To build on the accepted solution I used the following:
from bson.json_util import dumps
from pymongo import MongoClient
import json
if __name__ == '__main__':
client = MongoClient()
db = client.db_name
collection = db.collection_name
cursor = collection.find({})
with open('collection.json', 'w') as file:
json.dump(json.loads(dumps(cursor)), file)
Upvotes: 20
Reputation: 351
"""
@Author: Aseem Jain
@profile: https://www.linkedin.com/in/premaseem/
"""
import os
import pymongo
# configure credentials / db name
db_user = os.environ["MONGO_ATLAS_USER"]
db_pass = os.environ["MONGO_ATLAS_PASSWORD"]
db_name = "sample_mflix"
connection_string = f"mongodb+srv://{db_user}:{db_pass}@sharedcluster.lv3wx.mongodb.net/{db_name}?retryWrites=true&w=majority"
client = pymongo.MongoClient(connection_string)
db = client[db_name]
# create database back directory with db_name
os.makedirs(db_name, exist_ok=True)
# list all tables in database
tables = db.list_collection_names()
# dump all tables in db
for table in tables:
print("exporting data for table", table )
data = list(db[table].find())
# write data in json file
with open(f"{db.name}/{table}.json","w") as writer:
writer.write(str(data))
exit(0)
Upvotes: 1
Reputation: 472
Just get all documents and save them to file e.g.:
from bson.json_util import dumps
from pymongo import MongoClient
if __name__ == '__main__':
client = MongoClient()
db = client.db_name
collection = db.collection_name
cursor = collection.find({})
with open('collection.json', 'w') as file:
file.write('[')
for document in cursor:
file.write(dumps(document))
file.write(',')
file.write(']')
Upvotes: 15
Reputation: 155
Complementing @kamilitw I use length of cursor to make a JSON file correctly. I use count()
and if-else
:
def writeToJSONFile(collection):
cursor = collection.find({})
file = open("collection.json", "w")
file.write('[')
qnt_cursor = 0
for document in cursor:
qnt_cursor += 1
num_max = cursor.count()
if (num_max == 1):
file.write(json.dumps(document, indent=4, default=json_util.default))
elif (num_max >= 1 and qnt_cursor <= num_max-1):
file.write(json.dumps(document, indent=4, default=json_util.default))
file.write(',')
elif (qnt_cursor == num_max):
file.write(json.dumps(document, indent=4, default=json_util.default))
file.write(']')
return file
So the JSON file will be correct in the and, because before as writing like this: [{"test": "test"},]

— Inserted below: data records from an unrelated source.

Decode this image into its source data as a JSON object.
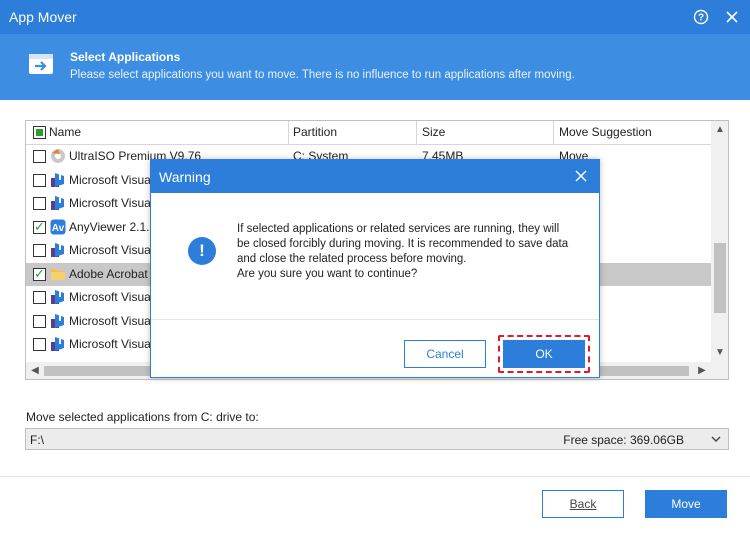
{
  "window": {
    "title": "App Mover"
  },
  "header": {
    "title": "Select Applications",
    "subtitle": "Please select applications you want to move. There is no influence to run applications after moving."
  },
  "table": {
    "columns": [
      "Name",
      "Partition",
      "Size",
      "Move Suggestion"
    ],
    "rows": [
      {
        "name": "UltraISO Premium V9.76",
        "partition": "C: System",
        "size": "7.45MB",
        "suggestion": "Move",
        "checked": false,
        "selected": false,
        "icon": "ultraiso-icon"
      },
      {
        "name": "Microsoft Visual",
        "checked": false,
        "selected": false,
        "icon": "vs-installer-icon"
      },
      {
        "name": "Microsoft Visual",
        "checked": false,
        "selected": false,
        "icon": "vs-installer-icon"
      },
      {
        "name": "AnyViewer 2.1.",
        "checked": true,
        "selected": false,
        "icon": "anyviewer-icon"
      },
      {
        "name": "Microsoft Visual",
        "checked": false,
        "selected": false,
        "icon": "vs-installer-icon"
      },
      {
        "name": "Adobe Acrobat I",
        "checked": true,
        "selected": true,
        "icon": "folder-icon"
      },
      {
        "name": "Microsoft Visual",
        "checked": false,
        "selected": false,
        "icon": "vs-installer-icon"
      },
      {
        "name": "Microsoft Visual",
        "checked": false,
        "selected": false,
        "icon": "vs-installer-icon"
      },
      {
        "name": "Microsoft Visual",
        "checked": false,
        "selected": false,
        "icon": "vs-installer-icon"
      }
    ]
  },
  "destination": {
    "label": "Move selected applications from C: drive to:",
    "value": "F:\\",
    "free_space": "Free space:  369.06GB"
  },
  "buttons": {
    "back": "Back",
    "move": "Move"
  },
  "dialog": {
    "title": "Warning",
    "message_lines": [
      "If selected applications or related services are running, they will",
      "be closed forcibly during moving. It is recommended to save data",
      "and close the related process before moving.",
      "Are you sure you want to continue?"
    ],
    "cancel": "Cancel",
    "ok": "OK"
  },
  "colors": {
    "accent": "#2d7ddb",
    "header": "#3d8ee3",
    "highlight": "#e0192d"
  }
}
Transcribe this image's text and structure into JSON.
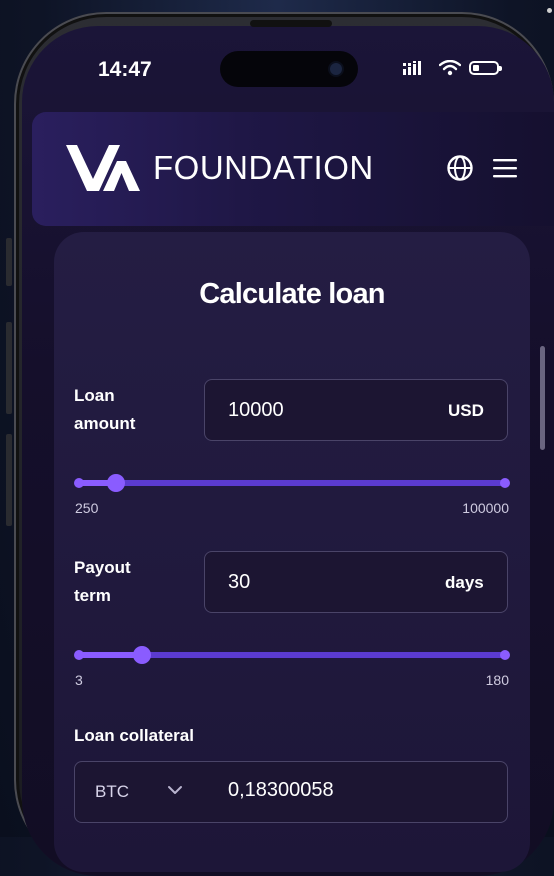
{
  "status_bar": {
    "time": "14:47"
  },
  "header": {
    "logo_text": "VA",
    "brand": "FOUNDATION",
    "icons": [
      "globe-icon",
      "menu-icon"
    ]
  },
  "calculator": {
    "title": "Calculate loan",
    "loan_amount": {
      "label_line1": "Loan",
      "label_line2": "amount",
      "value": "10000",
      "unit": "USD",
      "min_label": "250",
      "max_label": "100000",
      "slider_position": 0.09
    },
    "payout_term": {
      "label_line1": "Payout",
      "label_line2": "term",
      "value": "30",
      "unit": "days",
      "min_label": "3",
      "max_label": "180",
      "slider_position": 0.15
    },
    "collateral": {
      "label": "Loan collateral",
      "currency": "BTC",
      "amount": "0,18300058"
    }
  },
  "colors": {
    "accent": "#8a5cff",
    "track": "#5b3bd0",
    "background": "#0e1426",
    "card": "#221b40"
  }
}
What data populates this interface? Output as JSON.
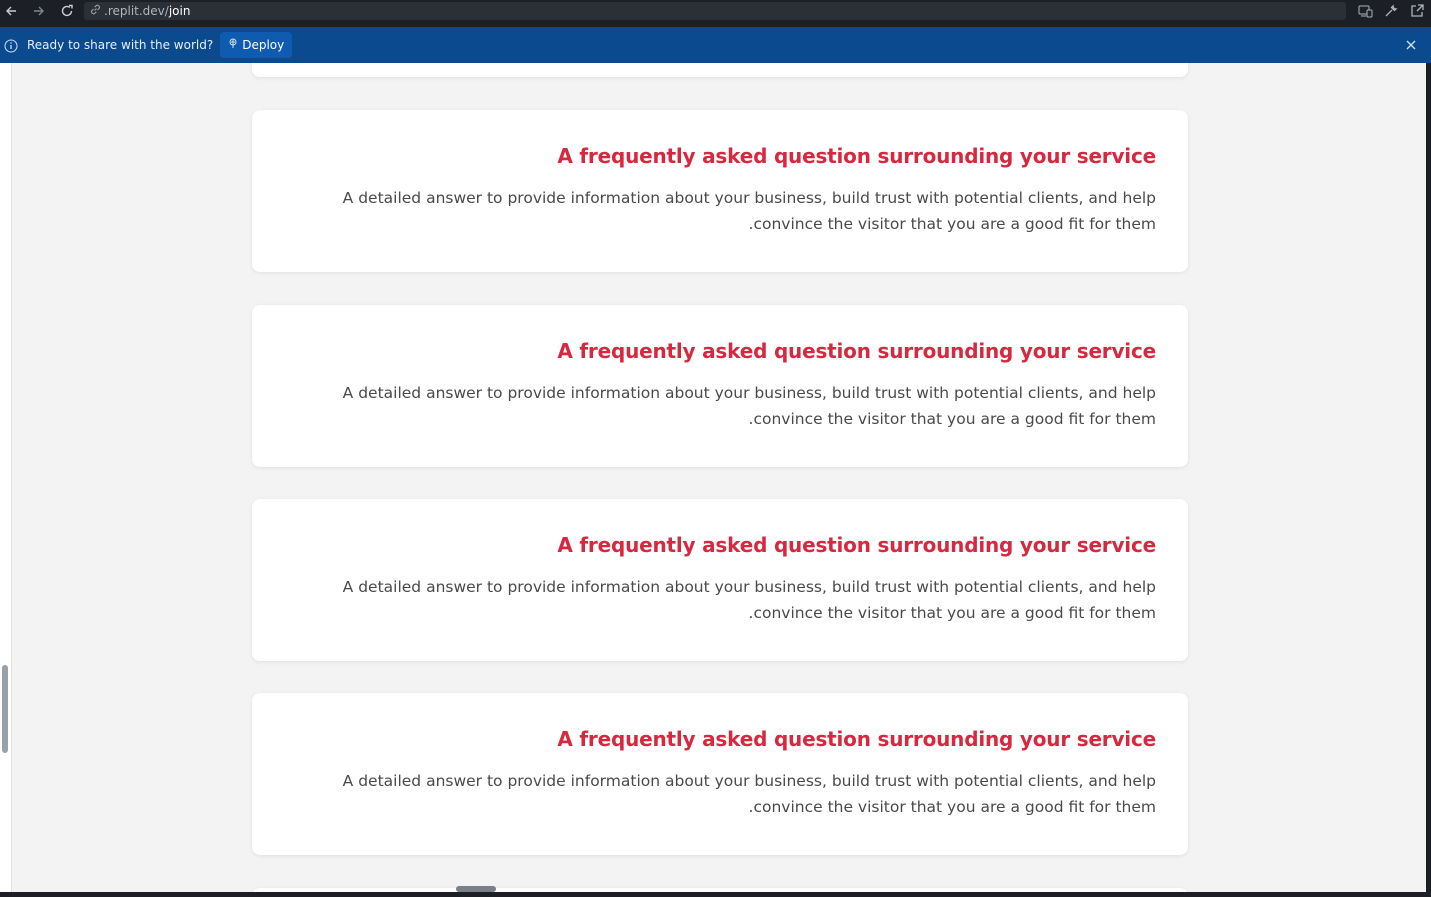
{
  "browser": {
    "url_host": ".replit.dev/",
    "url_path": "join",
    "icons": [
      "back-arrow-icon",
      "forward-arrow-icon",
      "reload-icon",
      "link-icon",
      "devices-icon",
      "wrench-icon",
      "external-link-icon"
    ]
  },
  "banner": {
    "message": "Ready to share with the world?",
    "deploy_label": "Deploy",
    "colors": {
      "background": "#0b4a8f",
      "button": "#0f5bb0"
    }
  },
  "faq": {
    "heading_color": "#d8283f",
    "items": [
      {
        "question": "A frequently asked question surrounding your service",
        "answer": "A detailed answer to provide information about your business, build trust with potential clients, and help convince the visitor that you are a good fit for them."
      },
      {
        "question": "A frequently asked question surrounding your service",
        "answer": "A detailed answer to provide information about your business, build trust with potential clients, and help convince the visitor that you are a good fit for them."
      },
      {
        "question": "A frequently asked question surrounding your service",
        "answer": "A detailed answer to provide information about your business, build trust with potential clients, and help convince the visitor that you are a good fit for them."
      },
      {
        "question": "A frequently asked question surrounding your service",
        "answer": "A detailed answer to provide information about your business, build trust with potential clients, and help convince the visitor that you are a good fit for them."
      }
    ]
  }
}
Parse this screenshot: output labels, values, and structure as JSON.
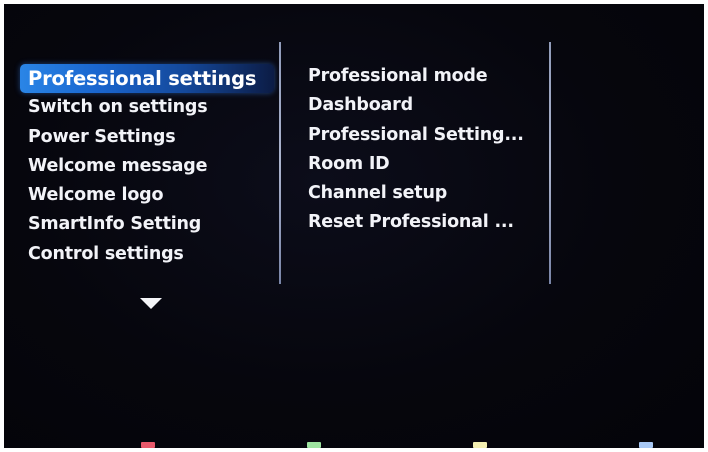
{
  "menu": {
    "items": [
      {
        "label": "Professional settings"
      },
      {
        "label": "Switch on settings"
      },
      {
        "label": "Power Settings"
      },
      {
        "label": "Welcome message"
      },
      {
        "label": "Welcome logo"
      },
      {
        "label": "SmartInfo Setting"
      },
      {
        "label": "Control settings"
      }
    ]
  },
  "submenu": {
    "items": [
      {
        "label": "Professional mode"
      },
      {
        "label": "Dashboard"
      },
      {
        "label": "Professional Setting..."
      },
      {
        "label": "Room ID"
      },
      {
        "label": "Channel setup"
      },
      {
        "label": "Reset Professional ..."
      }
    ]
  },
  "scroll_indicator": {
    "icon": "chevron-down-icon"
  },
  "color_keys": {
    "red": "#e8596b",
    "green": "#9ee3a0",
    "yellow": "#f3eeb0",
    "blue": "#a8c8f4"
  }
}
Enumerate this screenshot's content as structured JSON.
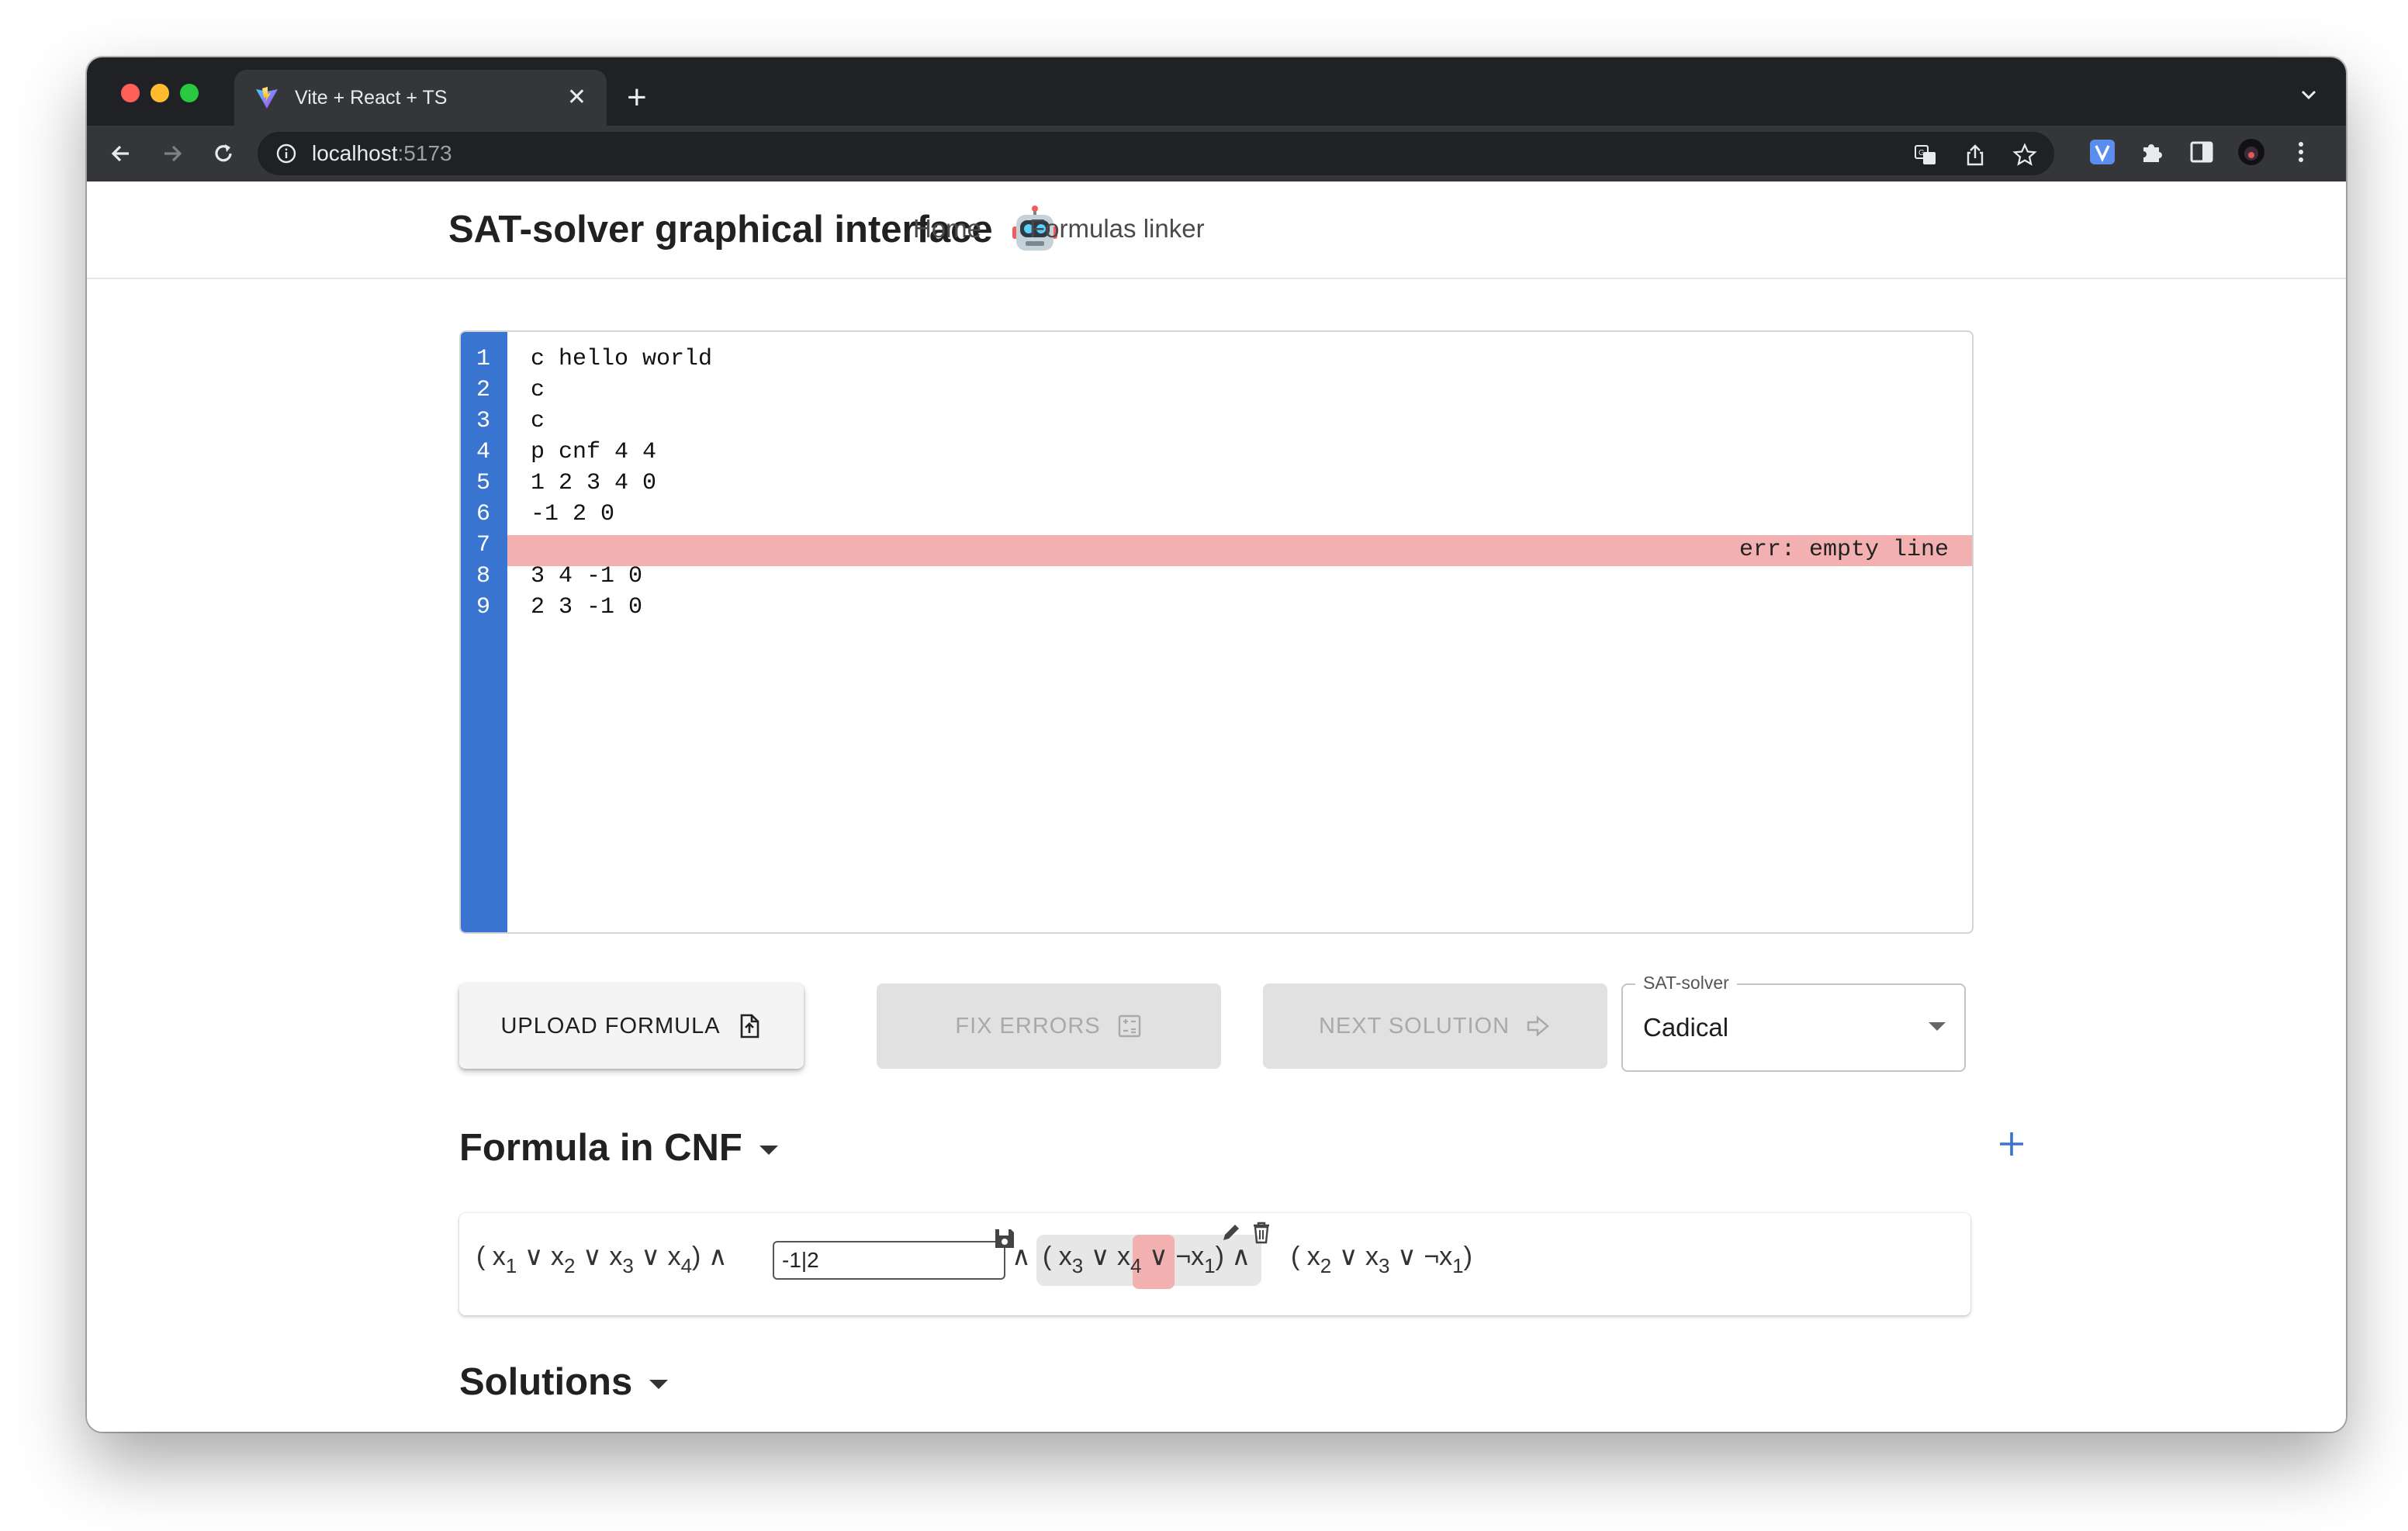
{
  "browser": {
    "tab_title": "Vite + React + TS",
    "url_host": "localhost",
    "url_port": ":5173",
    "colors": {
      "close": "#ff5f57",
      "minimize": "#febc2e",
      "zoom": "#28c840"
    }
  },
  "appbar": {
    "title": "SAT-solver graphical interface",
    "nav": {
      "home": "Home",
      "formulas_linker": "Formulas linker"
    }
  },
  "editor": {
    "line_numbers": [
      "1",
      "2",
      "3",
      "4",
      "5",
      "6",
      "7",
      "8",
      "9"
    ],
    "lines": [
      "c hello world",
      "c",
      "c",
      "p cnf 4 4",
      "1 2 3 4 0",
      "-1 2 0",
      "",
      "3 4 -1 0",
      "2 3 -1 0"
    ],
    "error_message": "err: empty line",
    "error_line": 7,
    "gutter_color": "#3a74d1",
    "error_color": "#f3b0b1"
  },
  "buttons": {
    "upload": "UPLOAD FORMULA",
    "fix_errors": "FIX ERRORS",
    "next_solution": "NEXT SOLUTION"
  },
  "solver_select": {
    "label": "SAT-solver",
    "value": "Cadical"
  },
  "formula": {
    "heading": "Formula in CNF",
    "clause1": {
      "open": "(",
      "close": ")",
      "literals": [
        {
          "v": "x",
          "i": "1"
        },
        {
          "v": "x",
          "i": "2"
        },
        {
          "v": "x",
          "i": "3"
        },
        {
          "v": "x",
          "i": "4"
        }
      ]
    },
    "editing_input_value": "-1|2",
    "clause3": {
      "open": "(",
      "close": ")",
      "literals": [
        {
          "v": "x",
          "i": "3"
        },
        {
          "v": "x",
          "i": "4"
        },
        {
          "v": "¬x",
          "i": "1"
        }
      ]
    },
    "clause4": {
      "open": "(",
      "close": ")",
      "literals": [
        {
          "v": "x",
          "i": "2"
        },
        {
          "v": "x",
          "i": "3"
        },
        {
          "v": "¬x",
          "i": "1"
        }
      ]
    },
    "or_symbol": "∨",
    "and_symbol": "∧"
  },
  "solutions": {
    "heading": "Solutions"
  }
}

, now it's writing: [{"test":"test1"},{"test":"test2"}]
Upvotes: 1
Reputation: 91
Here's another way of not saving a ,
before the closing square brackets. Also using with open
to save some space.
filter = {"type": "something"}
type_documents = db['cluster'].find(filter)
type_documents_count = db['cluster'].count_documents(filter)
with open("type_documents.json", "w") as file:
file.write('[')
# Start from one as type_documents_count also starts from 1.
for i, document in enumerate(type_documents, 1):
file.write(json.dumps(document, default=str))
if i != type_documents_count:
file.write(',')
file.write(']')
It basically doesn't write the comma if number of iterations is equal to the number of documents (which is the last document it saves).
Upvotes: 2